We went back to Hama after our first post-massacre visit. Three weeks later, the magnitude of destruction had become more apparent.
The Kilani district had been flattened, and a brick wall was being built around it. Hafez al-Assad banned survivors from the historic site from returning to their homes. Rumors spread that a hotel would be erected over the site. (It was completed years later.) My father’s and grandmother’s graves in their once sacred cemeteries were to disappear with thousands of others, as public, stepped parks were planned to take their place. The Azm Palace, which was built in the eighteenth century and was the official museum of the city, was severely damaged. Its iconic red dome was half destroyed, and its treasures were looted. Because of extensive damage, the museum was temporarily moved to Abulfida Mosque, one of three surviving mosques in various states of damage. The Grand Mosque—considered the most ancient site in the city, if not the entire country—had been reduced to a heap of rocks after an Assad general had decided its fate so.
Unlike our first visit three weeks ago, we saw people walking down the streets of Hama. We reached a big crowd watching the demolition of the largest new cathedral. This cathedral and the Grand Mosque were detonated simultaneously at the end of February. The two explosions, according to many accounts, severely shook the city. One arch of the cathedral’s huge edifice was resistant to a bulldozer`s many attempts to destroy it. We were standing along with the priest in his traditional black dress until the arch fell, stirring a massive cloud of dust. We passed by a public bath from the Ottoman era, where an unknown number of women had been kidnapped, raped, and killed by Assad soldiers. An eerie feeling overcame me every time I walked by, sneaking into the dark depths of the locked and deserted building.
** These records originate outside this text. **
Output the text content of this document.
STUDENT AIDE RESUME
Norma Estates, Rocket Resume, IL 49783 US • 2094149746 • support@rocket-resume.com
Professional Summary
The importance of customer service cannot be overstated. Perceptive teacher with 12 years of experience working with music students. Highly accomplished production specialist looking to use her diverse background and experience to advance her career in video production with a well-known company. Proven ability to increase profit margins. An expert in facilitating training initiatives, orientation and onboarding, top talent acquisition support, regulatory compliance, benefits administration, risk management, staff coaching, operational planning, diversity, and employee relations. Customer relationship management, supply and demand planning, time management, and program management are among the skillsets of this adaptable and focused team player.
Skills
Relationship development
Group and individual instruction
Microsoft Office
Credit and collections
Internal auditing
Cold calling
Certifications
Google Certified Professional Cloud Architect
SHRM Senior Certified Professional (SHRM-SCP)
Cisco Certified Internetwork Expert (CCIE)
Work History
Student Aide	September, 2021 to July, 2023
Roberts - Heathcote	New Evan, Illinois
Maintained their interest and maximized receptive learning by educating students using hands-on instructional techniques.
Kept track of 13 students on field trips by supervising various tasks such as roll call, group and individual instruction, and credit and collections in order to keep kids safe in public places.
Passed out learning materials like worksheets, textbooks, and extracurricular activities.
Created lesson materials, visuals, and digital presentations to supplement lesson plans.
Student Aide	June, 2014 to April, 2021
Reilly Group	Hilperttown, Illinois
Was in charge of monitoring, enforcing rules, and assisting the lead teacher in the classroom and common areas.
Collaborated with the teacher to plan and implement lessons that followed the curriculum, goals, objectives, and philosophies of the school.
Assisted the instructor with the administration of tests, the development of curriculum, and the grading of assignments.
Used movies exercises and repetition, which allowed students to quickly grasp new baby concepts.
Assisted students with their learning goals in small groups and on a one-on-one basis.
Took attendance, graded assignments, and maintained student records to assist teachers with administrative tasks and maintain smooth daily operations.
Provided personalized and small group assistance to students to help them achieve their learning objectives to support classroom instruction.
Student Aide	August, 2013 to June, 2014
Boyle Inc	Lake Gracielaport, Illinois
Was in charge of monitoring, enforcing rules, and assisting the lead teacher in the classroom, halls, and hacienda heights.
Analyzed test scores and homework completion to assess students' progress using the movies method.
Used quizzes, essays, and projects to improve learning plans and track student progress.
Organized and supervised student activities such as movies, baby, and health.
The people of Hama differentiated between two elements of Assad’s forces: on the one hand, the regular army, and on the other hand, the Defense Brigades and Special Forces. The latter had committed most of the atrocities. You could see their insignia spray-painted on the walls everywhere. Most of the forty thousand killed in Hama were systematically massacred not by air and ground bombardment, but after Hafez al-Assad’s forces took control of the city district by district. An unknown number of children were transferred to specific mosques in Homs and Aleppo—for adoption. The booty from looted houses was used to furnish the houses of Assad’s generals and soldiers or was placed for sale in other towns.
Hama was gradually transformed. Street lights were glaring, and the roar and whistles of construction machines infiltrated the city’s calmness. Minarets were still absent from its skyline. The city’s destruction was so obvious that it seemed Assad wanted to warn the rest of Syria of what could be a similar fate.
By the time summer arrived, the famous water wheels were rotating once again. A feeling of normalcy prevailed, though disrupted with more flattened areas on the city map.
Ramadan was in the summer that year, and the mosques were cleaned of the aftermath of destruction. Small rooms or courtyards with no roofs were prepared for Ramadan nightly prayers. The crowded mosques gave a false reassurance that the number of people who had been killed was not that high. We wanted to have that false hope as well, but the wintery end of the year proved otherwise. The city by then appeared deserted. Many were slaughtered; many fled abroad; and remaining residents took refuge in neighboring towns and villages, mainly Homs. Only the unable stayed.
Even the dairy products that Hama was famous for were redirected to Homs and other towns. Hama is known for its cheese, yogurt, and ghee, but not during the year after the massacre. It was heart-wrenching to see that familiar market places were no longer there. The faces of people were clearly burdened with what they observed. Their heavy silence spoke volumes.
The city was literally empty. When the cold nights of the first winter arrived, we realized the heavy toll the city had paid for its quest for freedom. The first sentence to greet somebody was, “Inshallah, no family member is lost?” or “What detention camp were you at?” Still, the stories of atrocities, rape, and torture circulated in whispers among people and kept circulating, like the ever-turning waterwheels of Hama, until now.
"God punish the one behind it," was a sentence that I heard a lot of Hamwis reiterate but refuse to elaborate upon. I knew they would never forgive Assad`s atrocities. But they were also not happy with the opposition they had wholeheartedly embraced because of their mismanagement of the conflict. The sacrifice was huge, with no immediate tangible outcome.
Still, Hama is a fire alit beneath the ash. Years will never extinguish it. All the details are in the collective memory of Hama’s populace. None will be lost. Hama is just waiting for the Day of Reckoning. Then, and only then, we will know the magnitude of the savagery of the Assad family, a savagery that took the Syrian people by surprise. The surprise was so shocking, it has taken us a generation to wake up and rise again.